Effect of ropivacaine on peripheral neuropathy in streptozocin diabetes-induced rats through TRPV1-CGRP pathway

Abstract

Objective To determine the effect of ropivacaine on peripheral neuropathy in diabetic rats and its possible mechanism. Methods Forty-eight Sprague-Dawley rats were randomly divided into six groups: nondiabetic control group, nondiabetic group A (0.25% ropivacaine), nondiabetic group B (0.75% ropivacaine), diabetic control group (diabetic peripheral neuropathy (DPN) +artificial cerebrospinal fluid), diabetic group A (DPN+0.25% ropivacaine), and diabetic group B (DPN + 0.75% ropivacaine), with eight rats in each group. Within an hour of the last administration, the sciatic motor nerve conduction velocity (MNCV) of each group was measured, and the morphological changes of rat sciatic nerve were observed by HE, Weil's staining and electron microscopy. The expression of transient receptor potential vanilloid (TRPV1) in the spinal cord dorsal horn of rats was analyzed by immunohistochemistry, and the expression of Calcitonin gene-related peptide (CGRP) protein in the spinal cord was analyzed by Western blot. Results Compared with the nondiabetic control group, elevated blood glucose, decreased weight and reduced average mechanical withdrawal threshold (MWT), additionally, the sciatic nerves showed significantly slowed conduction velocity (both P<0.001) and damaged pathological structure, the expression of TRPV1 and CGRP were decreased (both P<0.001) in the diabetic groups. Compared with the diabetic control group, down-regulation of TRPV1 and CGRP in spinal cord was significant for the diabetic groups A and B treated with 0.25 and 0.75% ropivacaine, the higher concentration of ropivacaine correlated with a greater change.

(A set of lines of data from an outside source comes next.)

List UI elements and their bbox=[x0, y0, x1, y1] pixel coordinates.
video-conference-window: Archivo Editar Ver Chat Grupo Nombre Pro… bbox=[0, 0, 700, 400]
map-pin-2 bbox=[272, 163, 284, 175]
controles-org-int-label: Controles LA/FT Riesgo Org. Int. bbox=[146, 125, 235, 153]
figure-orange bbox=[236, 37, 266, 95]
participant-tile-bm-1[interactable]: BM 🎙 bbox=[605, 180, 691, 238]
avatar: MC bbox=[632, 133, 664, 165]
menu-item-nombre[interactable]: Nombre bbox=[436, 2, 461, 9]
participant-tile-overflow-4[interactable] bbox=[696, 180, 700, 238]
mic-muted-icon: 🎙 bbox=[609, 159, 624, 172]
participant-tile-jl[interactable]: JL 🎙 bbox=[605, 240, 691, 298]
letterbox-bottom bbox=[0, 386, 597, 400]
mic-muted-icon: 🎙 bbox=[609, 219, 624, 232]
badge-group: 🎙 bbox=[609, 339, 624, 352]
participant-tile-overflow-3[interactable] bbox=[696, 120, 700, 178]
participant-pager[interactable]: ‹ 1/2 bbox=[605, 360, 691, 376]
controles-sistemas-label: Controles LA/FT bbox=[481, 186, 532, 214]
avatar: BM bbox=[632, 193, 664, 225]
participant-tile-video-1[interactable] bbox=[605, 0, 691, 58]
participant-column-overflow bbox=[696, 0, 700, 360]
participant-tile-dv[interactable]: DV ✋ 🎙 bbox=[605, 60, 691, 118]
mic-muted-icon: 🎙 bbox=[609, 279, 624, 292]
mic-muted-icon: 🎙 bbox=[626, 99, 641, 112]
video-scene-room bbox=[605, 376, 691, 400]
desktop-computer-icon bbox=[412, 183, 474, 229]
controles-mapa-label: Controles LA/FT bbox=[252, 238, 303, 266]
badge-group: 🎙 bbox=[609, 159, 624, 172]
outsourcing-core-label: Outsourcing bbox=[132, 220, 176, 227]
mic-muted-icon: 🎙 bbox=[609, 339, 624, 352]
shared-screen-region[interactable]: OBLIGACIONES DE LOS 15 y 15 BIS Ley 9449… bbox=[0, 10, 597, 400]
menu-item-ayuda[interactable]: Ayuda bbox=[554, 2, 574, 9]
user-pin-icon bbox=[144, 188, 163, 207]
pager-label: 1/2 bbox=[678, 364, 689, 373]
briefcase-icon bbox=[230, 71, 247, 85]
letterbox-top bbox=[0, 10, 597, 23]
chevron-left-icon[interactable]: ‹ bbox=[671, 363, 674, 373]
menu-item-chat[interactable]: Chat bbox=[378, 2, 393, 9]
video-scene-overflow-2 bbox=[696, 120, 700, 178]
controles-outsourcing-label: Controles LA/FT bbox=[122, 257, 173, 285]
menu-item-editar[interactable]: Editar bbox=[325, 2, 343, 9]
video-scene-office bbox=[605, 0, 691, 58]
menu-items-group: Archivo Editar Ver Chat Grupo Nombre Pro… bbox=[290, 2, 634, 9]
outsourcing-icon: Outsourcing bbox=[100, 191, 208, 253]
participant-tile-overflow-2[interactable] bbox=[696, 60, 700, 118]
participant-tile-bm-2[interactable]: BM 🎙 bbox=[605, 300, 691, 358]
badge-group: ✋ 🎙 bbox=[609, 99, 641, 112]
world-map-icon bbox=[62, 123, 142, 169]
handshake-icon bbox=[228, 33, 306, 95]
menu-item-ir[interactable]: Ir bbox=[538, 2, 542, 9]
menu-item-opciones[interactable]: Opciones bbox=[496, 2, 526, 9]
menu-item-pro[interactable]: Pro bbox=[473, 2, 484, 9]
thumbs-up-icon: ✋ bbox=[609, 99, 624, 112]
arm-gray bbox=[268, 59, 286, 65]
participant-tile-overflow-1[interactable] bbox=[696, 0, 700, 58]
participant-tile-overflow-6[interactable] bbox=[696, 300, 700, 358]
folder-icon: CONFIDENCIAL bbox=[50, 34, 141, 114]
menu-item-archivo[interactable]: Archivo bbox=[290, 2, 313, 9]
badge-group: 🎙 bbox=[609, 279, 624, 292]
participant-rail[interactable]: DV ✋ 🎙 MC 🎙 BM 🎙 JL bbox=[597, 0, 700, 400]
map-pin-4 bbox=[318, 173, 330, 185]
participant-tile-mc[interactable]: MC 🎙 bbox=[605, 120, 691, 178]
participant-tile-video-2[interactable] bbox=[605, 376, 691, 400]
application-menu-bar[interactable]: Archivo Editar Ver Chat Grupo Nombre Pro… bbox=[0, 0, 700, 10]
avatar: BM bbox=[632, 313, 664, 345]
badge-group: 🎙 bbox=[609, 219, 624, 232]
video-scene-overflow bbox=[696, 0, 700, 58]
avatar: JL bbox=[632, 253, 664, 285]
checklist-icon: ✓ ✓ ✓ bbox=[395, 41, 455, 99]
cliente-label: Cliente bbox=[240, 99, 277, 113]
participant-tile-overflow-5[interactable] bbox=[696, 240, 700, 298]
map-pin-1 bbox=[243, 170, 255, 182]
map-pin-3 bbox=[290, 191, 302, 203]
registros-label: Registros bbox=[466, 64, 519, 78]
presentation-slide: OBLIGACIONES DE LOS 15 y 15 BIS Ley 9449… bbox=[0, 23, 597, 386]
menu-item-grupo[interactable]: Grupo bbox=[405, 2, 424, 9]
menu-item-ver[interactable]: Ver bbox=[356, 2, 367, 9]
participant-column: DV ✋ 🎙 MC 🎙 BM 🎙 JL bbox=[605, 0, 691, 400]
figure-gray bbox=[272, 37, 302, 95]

Conclusion Ropivacaine can significantly block sciatic nerve conduction velocity in DPN rats in a concentration-dependent manner, which may be related to the expression of the TRPV1-CGRP pathway.

Keywords: calcitonin gene-related peptide; diabetes; peripheral nerve; rat; ropivacaine.

Figure 1. Experimental scheme to determine the effect of intrathecally injected ropivacaine at common dosages on nerve conduction velocity and CGRP expression in the spinal dorsal horn in STZ-induced DPN rats

Figure 2. Changes in diabetic group rats

(A) The change of weight during the modeling process. (B) The change of blood glucose during the modeling process. (C) The change of reflex pain threshold during the modeling process. Values are expressed as mean ± S.E.M. (n=24 in each group). Data were analyzed by one-way ANOVA followed by Tukey’s multiple test. Data were compared with data from the control group over the same period. **P<0.01, ***P<0.001.

Figure 3. Effect of ropivacaine on pathomorphological changes of the sciatic nerve in DPN rats

(A) Histopathology changes of sciatic nerve in rats (HE, 40×). (B) Histopathology changes in sciatic nerve in rats (Weil’s myelin staining, 40×). (C) Observation of sciatic nerves in rats by transmission electron microscope (10k×). (a) Nondiabetic control group; (b) nondiabetic group A; (c) nondiabetic group B; (d) diabetic control group; (e) diabetic group A; (f) diabetic group B.

Figure 4. Effects of ropivacaine on the TRPV1-CGRP pathway in the spinal dorsal root ganglion of DPN rats

(A–G) Effect of ropivacaine on the expression of TRPV-1 in spinal dorsal horn in rats (40×). (A) nondiabetic control group; (B) nondiabetic group A; (C) nondiabetic group B; (D) diabetic control group; (E) diabetic group A; (F) diabetic group B; (G) proportion of immuno-positive cells in each group. Values are expressed as mean values ± S.E.M, n=8 in each group. Compared with the nondiabetic control group, ***P<0.001; compared with the diabetic control group, ^#P<0.05. (H,I) Effect of ropivacaine on the expression of CGRP protein in spinal cord in rats. (H) Western blot images representing the expression of CGRP in each group; (I) comparison of gray value between each group. Values are expressed as mean ± S.E.M. (n=8 in each group). Compared with the nondiabetic control group, *P<0.05, ***P<0.001; compared with the diabetic control group, ^#P<0.05, ^##P<0.01.